Weltweit entsteht eine Dynamik. Städte, Unternehmen und Investoren, religiöse Führer und normale Bürgerinnen und Bürger handeln, um Emissionen zu begrenzen. Die Verantwortung liegt nun bei den Regierungen, ein bedeutsames, bindendes Abkommen in Paris zu beschließen, das klare Regeln beinhaltet, um unsere globalen Ambitionen zu realisieren.
Ich glaube, dass dies bevorsteht. Die Vertreter der G20-Staaten, die Anfang des Monats im türkischen Antalya zusammengekommen waren, haben gezeigt, dass sie die Verantwortung zum Handeln sehr ernst nehmen. Mehr als 120 Staats- und Regierungschefs werden nach Paris kommen, trotz der großen Sicherheitsbedenken nach den Terroranschlägen.
Ich sehe vier wichtige Elemente, damit Paris erfolgreich sein kann: Dauerhaftigkeit, Flexibilität, Solidarität und Glaubwürdigkeit.
Erstens muss Paris eine dauerhafte Perspektive entwickeln, die sich mit dem Ziel von unter zwei Grad Celsius verbinden lässt. Es muss ein klares Signal an die Märkte gehen, dass die C02-arme Transformation der Weltwirtschaft unabänderlich und nützlich ist und bereits begonnen hat.
Zweitens muss das Abkommen flexibel sein, damit nicht ständig nachverhandelt werden muss. Veränderungen der Weltwirtschaft müssen berücksichtigt werden können. Es muss ein Ausgleich möglich sein zwischen der Führungsrolle der Industriestaaten und der wachsenden Verantwortung der Entwicklungsländer.
Klimapläne regelmäßig überprüfen - Drittens muss das Abkommen zu Solidarität führen, auch durch Finanzierung und Technologietransfer für Entwicklungsländer. Industriestaaten müssen ihr Versprechen einhalten, bis 2020 pro Jahr 100 Milliarden US-Dollar zu investieren, damit sich betroffene Länder besser an den Klimawandel anpassen oder die Folgen abgeschwächt werden können.

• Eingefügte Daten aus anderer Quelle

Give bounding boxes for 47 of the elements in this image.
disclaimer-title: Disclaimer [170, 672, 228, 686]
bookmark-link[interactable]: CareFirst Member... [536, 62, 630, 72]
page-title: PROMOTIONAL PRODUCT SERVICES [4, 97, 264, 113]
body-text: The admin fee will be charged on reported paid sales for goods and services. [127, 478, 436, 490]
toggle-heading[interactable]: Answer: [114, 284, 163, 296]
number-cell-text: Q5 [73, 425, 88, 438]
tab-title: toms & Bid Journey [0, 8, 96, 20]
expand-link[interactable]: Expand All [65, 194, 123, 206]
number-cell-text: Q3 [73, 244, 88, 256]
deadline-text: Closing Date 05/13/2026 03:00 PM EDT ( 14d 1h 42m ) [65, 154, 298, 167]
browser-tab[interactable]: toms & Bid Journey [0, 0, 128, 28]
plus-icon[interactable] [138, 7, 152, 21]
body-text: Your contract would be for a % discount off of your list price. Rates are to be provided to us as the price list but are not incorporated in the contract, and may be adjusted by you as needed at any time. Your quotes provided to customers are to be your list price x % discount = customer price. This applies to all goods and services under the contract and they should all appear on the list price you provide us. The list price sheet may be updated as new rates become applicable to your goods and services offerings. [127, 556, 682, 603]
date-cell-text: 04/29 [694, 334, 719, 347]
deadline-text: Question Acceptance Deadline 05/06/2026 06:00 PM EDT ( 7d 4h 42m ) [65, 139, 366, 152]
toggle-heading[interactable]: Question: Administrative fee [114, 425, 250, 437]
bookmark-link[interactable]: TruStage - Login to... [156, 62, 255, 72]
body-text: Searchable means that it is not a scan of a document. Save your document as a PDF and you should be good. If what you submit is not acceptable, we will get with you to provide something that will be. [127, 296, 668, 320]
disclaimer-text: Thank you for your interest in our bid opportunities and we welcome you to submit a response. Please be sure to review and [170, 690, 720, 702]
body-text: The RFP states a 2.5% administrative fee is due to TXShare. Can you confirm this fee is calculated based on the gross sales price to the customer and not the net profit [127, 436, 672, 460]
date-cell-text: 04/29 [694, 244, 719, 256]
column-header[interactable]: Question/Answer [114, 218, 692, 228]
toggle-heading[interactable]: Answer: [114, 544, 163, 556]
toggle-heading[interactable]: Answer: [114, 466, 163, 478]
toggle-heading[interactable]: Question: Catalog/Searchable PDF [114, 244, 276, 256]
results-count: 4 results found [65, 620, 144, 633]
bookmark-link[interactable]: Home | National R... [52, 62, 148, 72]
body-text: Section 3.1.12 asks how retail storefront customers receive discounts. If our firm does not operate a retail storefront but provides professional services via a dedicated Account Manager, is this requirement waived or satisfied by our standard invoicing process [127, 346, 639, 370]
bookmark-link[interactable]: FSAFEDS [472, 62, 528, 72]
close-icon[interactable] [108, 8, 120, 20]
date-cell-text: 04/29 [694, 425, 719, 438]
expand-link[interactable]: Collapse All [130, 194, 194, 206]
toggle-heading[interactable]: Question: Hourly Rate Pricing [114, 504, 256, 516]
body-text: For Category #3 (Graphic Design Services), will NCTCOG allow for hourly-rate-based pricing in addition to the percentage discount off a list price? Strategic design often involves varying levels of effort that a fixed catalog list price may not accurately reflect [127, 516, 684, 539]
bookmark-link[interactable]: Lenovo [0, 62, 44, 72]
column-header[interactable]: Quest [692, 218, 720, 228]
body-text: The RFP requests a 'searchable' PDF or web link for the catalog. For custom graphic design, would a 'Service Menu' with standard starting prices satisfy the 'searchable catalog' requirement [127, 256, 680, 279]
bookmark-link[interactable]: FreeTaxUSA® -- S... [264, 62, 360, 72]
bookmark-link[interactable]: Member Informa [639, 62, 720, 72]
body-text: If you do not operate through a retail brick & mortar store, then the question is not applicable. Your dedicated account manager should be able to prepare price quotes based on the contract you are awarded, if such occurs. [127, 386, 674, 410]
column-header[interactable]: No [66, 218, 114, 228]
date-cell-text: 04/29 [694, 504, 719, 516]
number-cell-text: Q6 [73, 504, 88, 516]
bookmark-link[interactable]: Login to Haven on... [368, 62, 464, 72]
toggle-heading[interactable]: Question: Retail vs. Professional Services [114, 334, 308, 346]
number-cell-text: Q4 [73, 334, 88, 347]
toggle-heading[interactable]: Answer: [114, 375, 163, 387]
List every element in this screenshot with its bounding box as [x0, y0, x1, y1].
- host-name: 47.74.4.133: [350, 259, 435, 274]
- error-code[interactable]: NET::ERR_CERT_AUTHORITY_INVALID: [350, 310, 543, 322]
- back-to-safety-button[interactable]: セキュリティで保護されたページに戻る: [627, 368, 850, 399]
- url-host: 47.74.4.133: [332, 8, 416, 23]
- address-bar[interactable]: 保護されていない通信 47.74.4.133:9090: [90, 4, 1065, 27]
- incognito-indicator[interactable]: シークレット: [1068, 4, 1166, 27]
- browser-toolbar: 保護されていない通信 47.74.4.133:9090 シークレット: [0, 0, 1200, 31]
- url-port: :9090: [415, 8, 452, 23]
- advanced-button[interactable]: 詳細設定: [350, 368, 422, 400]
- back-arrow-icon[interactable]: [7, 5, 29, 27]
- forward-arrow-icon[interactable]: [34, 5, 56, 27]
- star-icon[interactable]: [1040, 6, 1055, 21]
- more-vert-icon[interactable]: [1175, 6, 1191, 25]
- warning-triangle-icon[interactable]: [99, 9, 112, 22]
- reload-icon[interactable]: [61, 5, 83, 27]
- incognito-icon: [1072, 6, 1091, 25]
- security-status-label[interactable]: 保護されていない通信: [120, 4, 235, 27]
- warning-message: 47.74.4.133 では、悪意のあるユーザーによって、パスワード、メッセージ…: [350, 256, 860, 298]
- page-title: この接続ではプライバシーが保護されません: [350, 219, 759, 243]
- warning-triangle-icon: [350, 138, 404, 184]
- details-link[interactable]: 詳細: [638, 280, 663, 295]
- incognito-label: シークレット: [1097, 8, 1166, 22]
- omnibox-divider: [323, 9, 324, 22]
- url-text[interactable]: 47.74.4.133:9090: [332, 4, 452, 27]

Viertens muss das Abkommen glaubwürdig sein und aufzeigen, wie auf die steigenden klimatischen Folgen reagiert werden kann. Es muss regelmäßige, fünfjährige Zyklen beinhalten, durch die Regierungen ihre nationalen Klimapläne überprüfen und stärken können - so wie es die Wissenschaft fordert. Paris muss auch transparente und starke Mechanismen hervorbringen, wie wir Fortschritt messen und überprüfen können.
Die Uno steht bereit, um Länder bei einem solchen Abkommen zu unterstützen.
Ein bedeutsames Klimaabkommen in Paris wird eine bessere Gegenwart und Zukunft schaffen. Wir können dadurch die Armut ausrotten, und es können grüne Innovationen entstehen. So können wir die neuen Nachhaltigkeitsziele schneller umsetzen. Deshalb liegt mir der Kampf gegen den Klimawandel so am Herzen.
Meine Botschaft an die Politiker ist klar. Der Erfolg in Paris hängt von ihnen ab. Jetzt ist die Zeit für gesunden Menschenverstand, Kompromiss und Konsens. Es ist Zeit, über nationale Horizonte zu blicken und gemeinsame Interessen voranzustellen. Die Menschen weltweit - und die folgenden Generationen - zählen darauf, dass die Politiker den Weitblick und den Mut besitzen, diesen historischen Moment zu nutzen.